DAVA MAHKEMELER ARASINDA YILLARCA GİDİP GELDİ

Er Uğur Kantar'ın diskoda işkenceyle öldürüldüğüne karar veren mahkeme, 24 Mayıs 2014’te açıkladığı kararda, sanık Fırat Keser ve Ayhan Arslan’a müebbet hapis cezası verirken, diğer sanıkların ise beraatına karar verdi. Askeri Ceza Kanunu’nda işkence suçuna denk gelecek bir hüküm bulunmadığı ve bu suça askeri mahkemelerin bakamayacağı yönünde mağdur avukatlarının itirazı üzerine, askeri mahkeme dava için görevsizlik kararı vererek sivil mahkemeye gönderilmesine karar verdi. Askeri Yargıtay, askeri mahkemenin görevsizlik kararını bozdu. Diğer sanıklar bu kararı temyiz ederken, sanık er Recep Tekin ise itiraz etmediği için hakkındaki karar kesinleşti.
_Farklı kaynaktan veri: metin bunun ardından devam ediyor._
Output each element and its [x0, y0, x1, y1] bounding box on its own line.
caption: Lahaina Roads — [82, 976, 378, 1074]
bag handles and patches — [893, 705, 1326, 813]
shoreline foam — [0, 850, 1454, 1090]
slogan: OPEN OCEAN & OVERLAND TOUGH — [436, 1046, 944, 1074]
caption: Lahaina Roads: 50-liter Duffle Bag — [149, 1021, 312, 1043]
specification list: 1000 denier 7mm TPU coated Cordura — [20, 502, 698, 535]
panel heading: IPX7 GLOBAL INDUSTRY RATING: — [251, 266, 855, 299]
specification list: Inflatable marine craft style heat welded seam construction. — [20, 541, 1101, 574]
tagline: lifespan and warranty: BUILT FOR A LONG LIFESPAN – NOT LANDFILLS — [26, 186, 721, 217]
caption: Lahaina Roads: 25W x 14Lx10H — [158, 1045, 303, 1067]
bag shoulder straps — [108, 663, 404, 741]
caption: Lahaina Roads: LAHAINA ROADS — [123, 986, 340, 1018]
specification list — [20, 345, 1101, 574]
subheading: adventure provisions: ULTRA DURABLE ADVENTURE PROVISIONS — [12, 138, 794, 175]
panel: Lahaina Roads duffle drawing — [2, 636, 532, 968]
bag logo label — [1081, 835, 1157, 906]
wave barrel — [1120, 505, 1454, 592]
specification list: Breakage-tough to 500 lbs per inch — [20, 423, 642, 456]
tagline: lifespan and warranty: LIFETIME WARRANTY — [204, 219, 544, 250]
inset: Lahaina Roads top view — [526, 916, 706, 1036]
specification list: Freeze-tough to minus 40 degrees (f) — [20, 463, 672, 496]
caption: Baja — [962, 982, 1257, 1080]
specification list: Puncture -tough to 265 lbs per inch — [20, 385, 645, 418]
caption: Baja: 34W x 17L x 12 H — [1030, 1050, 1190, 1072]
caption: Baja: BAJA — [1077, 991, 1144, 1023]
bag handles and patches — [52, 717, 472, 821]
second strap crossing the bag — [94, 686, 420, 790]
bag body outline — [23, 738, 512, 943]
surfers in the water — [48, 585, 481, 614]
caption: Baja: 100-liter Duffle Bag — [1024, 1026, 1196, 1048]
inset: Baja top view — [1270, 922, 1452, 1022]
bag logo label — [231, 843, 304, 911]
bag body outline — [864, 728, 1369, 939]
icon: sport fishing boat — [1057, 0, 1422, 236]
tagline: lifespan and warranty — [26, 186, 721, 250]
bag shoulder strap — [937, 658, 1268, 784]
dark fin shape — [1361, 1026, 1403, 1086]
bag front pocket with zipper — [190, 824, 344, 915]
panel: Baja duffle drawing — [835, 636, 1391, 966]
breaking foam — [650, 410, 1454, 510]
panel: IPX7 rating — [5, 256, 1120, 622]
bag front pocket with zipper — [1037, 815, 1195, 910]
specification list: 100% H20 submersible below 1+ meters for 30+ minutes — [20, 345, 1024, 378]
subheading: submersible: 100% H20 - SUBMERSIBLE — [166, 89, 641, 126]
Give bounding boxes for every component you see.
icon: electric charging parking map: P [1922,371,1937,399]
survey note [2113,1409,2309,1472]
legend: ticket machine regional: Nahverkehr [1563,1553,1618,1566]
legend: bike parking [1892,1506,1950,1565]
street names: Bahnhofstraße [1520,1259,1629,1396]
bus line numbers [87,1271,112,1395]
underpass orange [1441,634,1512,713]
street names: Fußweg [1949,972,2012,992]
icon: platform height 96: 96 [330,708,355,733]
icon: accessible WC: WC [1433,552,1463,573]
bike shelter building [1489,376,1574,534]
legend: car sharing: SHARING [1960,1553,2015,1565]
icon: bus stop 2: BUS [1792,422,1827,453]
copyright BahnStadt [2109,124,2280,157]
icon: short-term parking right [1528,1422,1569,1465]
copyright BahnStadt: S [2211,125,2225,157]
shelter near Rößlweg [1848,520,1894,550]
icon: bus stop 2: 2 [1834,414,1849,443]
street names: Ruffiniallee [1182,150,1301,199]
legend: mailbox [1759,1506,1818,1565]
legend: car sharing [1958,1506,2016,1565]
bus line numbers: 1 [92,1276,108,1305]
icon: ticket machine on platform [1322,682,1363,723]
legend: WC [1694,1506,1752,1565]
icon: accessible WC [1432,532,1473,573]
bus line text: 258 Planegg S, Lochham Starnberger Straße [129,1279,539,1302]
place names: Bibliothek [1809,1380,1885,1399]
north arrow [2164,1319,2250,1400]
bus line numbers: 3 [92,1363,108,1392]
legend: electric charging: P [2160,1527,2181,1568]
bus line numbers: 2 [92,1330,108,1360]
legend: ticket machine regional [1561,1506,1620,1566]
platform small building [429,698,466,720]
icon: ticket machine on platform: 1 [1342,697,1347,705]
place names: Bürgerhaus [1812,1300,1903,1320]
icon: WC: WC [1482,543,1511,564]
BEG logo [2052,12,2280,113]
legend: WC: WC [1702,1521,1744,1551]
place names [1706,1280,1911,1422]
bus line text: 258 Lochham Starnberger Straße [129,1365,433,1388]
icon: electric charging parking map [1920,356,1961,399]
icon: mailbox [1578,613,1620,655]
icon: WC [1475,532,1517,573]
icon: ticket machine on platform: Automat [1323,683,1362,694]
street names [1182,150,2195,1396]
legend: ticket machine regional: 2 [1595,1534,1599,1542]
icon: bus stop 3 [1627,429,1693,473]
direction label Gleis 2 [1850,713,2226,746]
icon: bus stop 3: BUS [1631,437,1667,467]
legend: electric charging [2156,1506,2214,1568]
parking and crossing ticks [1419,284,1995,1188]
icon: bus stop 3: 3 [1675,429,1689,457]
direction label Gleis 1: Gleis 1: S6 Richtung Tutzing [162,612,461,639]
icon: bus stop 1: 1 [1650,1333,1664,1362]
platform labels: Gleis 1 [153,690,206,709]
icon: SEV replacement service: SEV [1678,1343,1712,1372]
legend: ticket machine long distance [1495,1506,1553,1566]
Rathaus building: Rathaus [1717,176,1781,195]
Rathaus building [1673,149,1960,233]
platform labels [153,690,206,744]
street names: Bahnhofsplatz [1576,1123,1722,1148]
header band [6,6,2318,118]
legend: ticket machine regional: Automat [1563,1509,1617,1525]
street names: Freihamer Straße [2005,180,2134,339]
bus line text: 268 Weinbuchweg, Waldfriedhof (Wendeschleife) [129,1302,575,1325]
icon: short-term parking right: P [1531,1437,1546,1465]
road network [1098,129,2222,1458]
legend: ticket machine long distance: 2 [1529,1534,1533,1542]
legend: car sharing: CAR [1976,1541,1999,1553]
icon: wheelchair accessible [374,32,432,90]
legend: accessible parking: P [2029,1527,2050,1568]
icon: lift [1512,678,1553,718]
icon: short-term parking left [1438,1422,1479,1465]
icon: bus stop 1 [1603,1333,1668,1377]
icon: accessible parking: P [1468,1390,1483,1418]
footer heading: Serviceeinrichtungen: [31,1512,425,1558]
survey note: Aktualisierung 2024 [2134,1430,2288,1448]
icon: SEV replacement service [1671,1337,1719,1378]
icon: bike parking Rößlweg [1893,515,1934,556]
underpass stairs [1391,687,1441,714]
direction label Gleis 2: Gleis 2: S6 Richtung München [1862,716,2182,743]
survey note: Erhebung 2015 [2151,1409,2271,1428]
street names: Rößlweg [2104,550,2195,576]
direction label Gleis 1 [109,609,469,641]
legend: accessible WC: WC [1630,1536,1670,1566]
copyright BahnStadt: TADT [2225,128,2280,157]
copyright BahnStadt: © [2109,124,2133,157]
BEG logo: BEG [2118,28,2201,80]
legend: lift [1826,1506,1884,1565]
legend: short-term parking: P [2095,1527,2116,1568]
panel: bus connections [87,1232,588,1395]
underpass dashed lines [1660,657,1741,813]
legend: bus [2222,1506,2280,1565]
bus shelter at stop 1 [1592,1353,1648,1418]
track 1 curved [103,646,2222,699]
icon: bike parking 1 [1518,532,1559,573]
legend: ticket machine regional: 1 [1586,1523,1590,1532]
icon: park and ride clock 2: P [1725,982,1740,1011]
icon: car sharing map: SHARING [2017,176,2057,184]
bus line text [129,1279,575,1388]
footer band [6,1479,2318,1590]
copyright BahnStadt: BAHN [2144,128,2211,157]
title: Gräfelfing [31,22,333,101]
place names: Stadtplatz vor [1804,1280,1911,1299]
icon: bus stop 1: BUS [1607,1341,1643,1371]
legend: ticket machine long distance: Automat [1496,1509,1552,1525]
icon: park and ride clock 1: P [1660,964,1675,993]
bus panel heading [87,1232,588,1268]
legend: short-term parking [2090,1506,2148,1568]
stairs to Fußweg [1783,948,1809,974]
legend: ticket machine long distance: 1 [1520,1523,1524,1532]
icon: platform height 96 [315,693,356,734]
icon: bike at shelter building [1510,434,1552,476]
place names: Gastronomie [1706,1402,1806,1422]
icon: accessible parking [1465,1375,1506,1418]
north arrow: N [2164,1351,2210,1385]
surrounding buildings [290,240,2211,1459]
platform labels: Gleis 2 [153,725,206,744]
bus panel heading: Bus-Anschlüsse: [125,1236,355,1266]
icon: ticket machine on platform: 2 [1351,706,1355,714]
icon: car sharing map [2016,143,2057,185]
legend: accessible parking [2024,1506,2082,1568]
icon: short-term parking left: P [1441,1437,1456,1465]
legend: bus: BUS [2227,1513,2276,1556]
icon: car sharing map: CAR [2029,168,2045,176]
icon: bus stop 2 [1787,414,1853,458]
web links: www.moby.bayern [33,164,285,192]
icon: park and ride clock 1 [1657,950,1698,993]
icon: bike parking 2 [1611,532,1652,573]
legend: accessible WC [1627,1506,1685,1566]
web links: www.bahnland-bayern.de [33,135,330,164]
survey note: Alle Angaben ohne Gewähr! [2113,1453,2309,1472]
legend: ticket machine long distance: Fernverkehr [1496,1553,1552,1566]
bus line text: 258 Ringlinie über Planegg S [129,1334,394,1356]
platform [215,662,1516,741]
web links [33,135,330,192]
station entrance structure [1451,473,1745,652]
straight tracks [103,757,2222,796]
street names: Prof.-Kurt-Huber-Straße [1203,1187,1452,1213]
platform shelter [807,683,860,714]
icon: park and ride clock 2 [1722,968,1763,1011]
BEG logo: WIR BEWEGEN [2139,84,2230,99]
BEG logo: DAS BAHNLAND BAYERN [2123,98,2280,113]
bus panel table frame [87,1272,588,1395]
Dava dosyası önce Mersin’e, ardından Elazığ’a ve en sonunda Tekin’in ikamet ettiği Diyarbakır’a gönderildi. Davaya bakan Diyarbakır 11. Asliye Ceza Mahkemesi, 2015 yılında verdiği kararında, Tekin’in "Nitelikli işkence" suçunu oluşturduğuna karar vererek, görevsizlik kararı verdi ve dosyayı Diyarbakır Nöbetçi Ağır Ceza Mahkemesi’ne gönderdi. Diyarbakır 7. Ağır Ceza Mahkemesi ise bu talebi kabul etmişti. Davada Uğur Kantar’ın babası Aydın Kantar’ın yanı sıra 18 kişi de müşteki olarak yer alıyordu.